The significance of mass extinctions goes beyond the sheer number of organisms involved. In contrast to ordinary, or so-called background, extinctions, which claim species that, for one reason or another, have become unfit, mass extinctions strike down the fit and the unfit at once. For example, brachiopods, which look like clams but have an entirely different anatomy, dominated the ocean floor for hundreds of millions of years. In the third of the Big Five extinctions—the end-Permian—the hugely successful brachiopods were nearly wiped out, along with trilobites, blastoids, and eurypterids. (In the end-Permian event, more than 90 percent of marine species and 70 percent of terrestrial species vanished; the event is sometimes referred to as "the mother of mass extinctions" or "the great dying.")
Once a mass extinction occurs, it takes millions of years for life to recover, and when it does it generally has a new cast of characters; following the end-Cretaceous event, mammals rose up (or crept out) to replace the departed dinosaurs. In this way, mass extinctions, though missing from the original theory of evolution, have played a determining role in evolution's course; as Richard Leakey has put it, such events "restructure the biosphere" and so "create the pattern of life." It is now generally agreed among biologists that another mass extinction is underway. Though it's difficult to put a precise figure on the losses, it is estimated that if current trends continue, b
y the end of this century as many as half of Earth's species will be gone.
***
The El Valle Amphibian Conservation Center, known by the acronym EVACC (pronounced "e-vac"), is a short walk from the market where the golden-frog figurines are sold. It consists of a single building about the size of an average suburban house. The place is filled, floor to ceiling, with tanks. There are tall tanks for species that, like the Rabb's fringe-limbed tree frog, live in the forest canopy, and short tanks for species that, like the big-headed robber frog, live on the forest floor. Tanks of horned marsupial frogs, which carry their eggs in a pouch, sit next to tanks of casque-headed frogs, which carry their eggs on their backs.
The director of EVACC is a herpetologist named Edgardo Griffith. Griffith is tall and broad-shouldered, with a round face and a wide smile. He wears a silver ring in each ear and has a large tattoo of a toad's skeleton on his left shin. Griffith grew up in Panama City and fell in love with amphibians one day in college when a friend invited him to go frog hunting. He collected most of the frogs at EVACC—there are nearly six hundred—in a rush, just as corpses were beginning to show up around El Valle. At that point, the center was little more than a hole in the ground, and so the frogs had to spend several months in temporary tanks at a local hotel. "We got a very good rate," Griffith assured me. While the amphibians were living in rented rooms, Griffith and his wife, a former Peace Corps volunteer, would go out into a nearby field to catch crickets for the frogs' dinner. Now EVACC raises bugs for the frogs in what looks like an oversized rabbit hutch.

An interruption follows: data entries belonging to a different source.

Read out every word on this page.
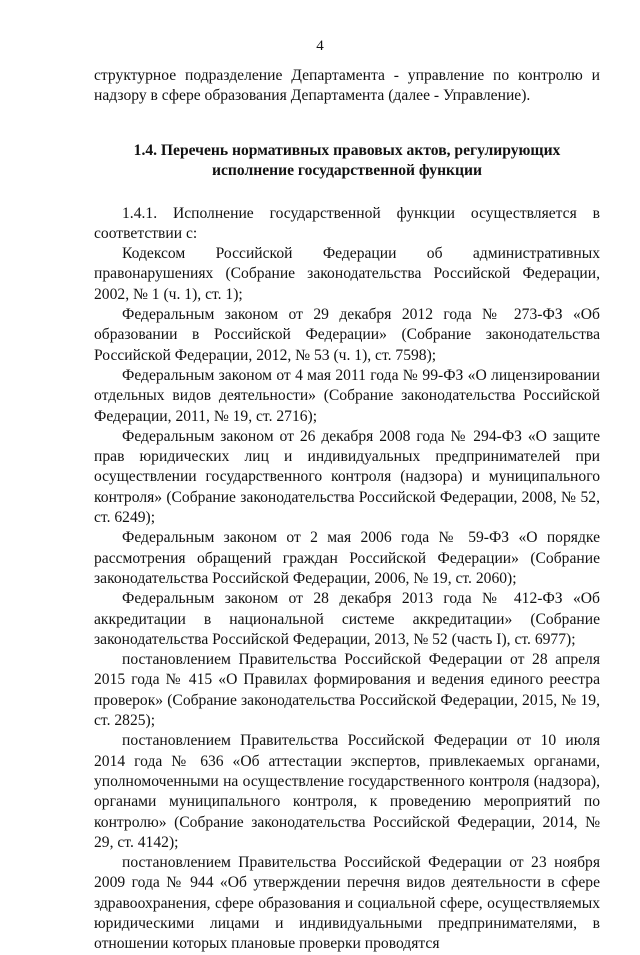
4

структурное подразделение Департамента - управление по контролю и надзору в сфере образования Департамента (далее - Управление).

1.4. Перечень нормативных правовых актов, регулирующих
исполнение государственной функции

1.4.1. Исполнение государственной функции осуществляется в соответствии с:

Кодексом Российской Федерации об административных правонарушениях (Собрание законодательства Российской Федерации, 2002, № 1 (ч. 1), ст. 1);

Федеральным законом от 29 декабря 2012 года № 273-ФЗ «Об образовании в Российской Федерации» (Собрание законодательства Российской Федерации, 2012, № 53 (ч. 1), ст. 7598);

Федеральным законом от 4 мая 2011 года № 99-ФЗ «О лицензировании отдельных видов деятельности» (Собрание законодательства Российской Федерации, 2011, № 19, ст. 2716);

Федеральным законом от 26 декабря 2008 года № 294-ФЗ «О защите прав юридических лиц и индивидуальных предпринимателей при осуществлении государственного контроля (надзора) и муниципального контроля» (Собрание законодательства Российской Федерации, 2008, № 52, ст. 6249);

Федеральным законом от 2 мая 2006 года № 59-ФЗ «О порядке рассмотрения обращений граждан Российской Федерации» (Собрание законодательства Российской Федерации, 2006, № 19, ст. 2060);

Федеральным законом от 28 декабря 2013 года № 412-ФЗ «Об аккредитации в национальной системе аккредитации» (Собрание законодательства Российской Федерации, 2013, № 52 (часть I), ст. 6977);

постановлением Правительства Российской Федерации от 28 апреля 2015 года № 415 «О Правилах формирования и ведения единого реестра проверок» (Собрание законодательства Российской Федерации, 2015, № 19, ст. 2825);

постановлением Правительства Российской Федерации от 10 июля 2014 года № 636 «Об аттестации экспертов, привлекаемых органами, уполномоченными на осуществление государственного контроля (надзора), органами муниципального контроля, к проведению мероприятий по контролю» (Собрание законодательства Российской Федерации, 2014, № 29, ст. 4142);

постановлением Правительства Российской Федерации от 23 ноября 2009 года № 944 «Об утверждении перечня видов деятельности в сфере здравоохранения, сфере образования и социальной сфере, осуществляемых юридическими лицами и индивидуальными предпринимателями, в отношении которых плановые проверки проводятся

EVACC is financed largely by the Houston Zoo, which initially pledged $20,000 to the project and has ended up spending ten times that amount. The tiny center, though, is not an outpost of the zoo. It might be thought of as a preserve, except that instead of protecting the amphibians in their natural habitat, the center's aim is to isolate them from it. In this way, EVACC represents an ark built for a modern-day deluge. Its goal is to maintain twenty-five males and twenty-five females of each species—just enough for a breeding population.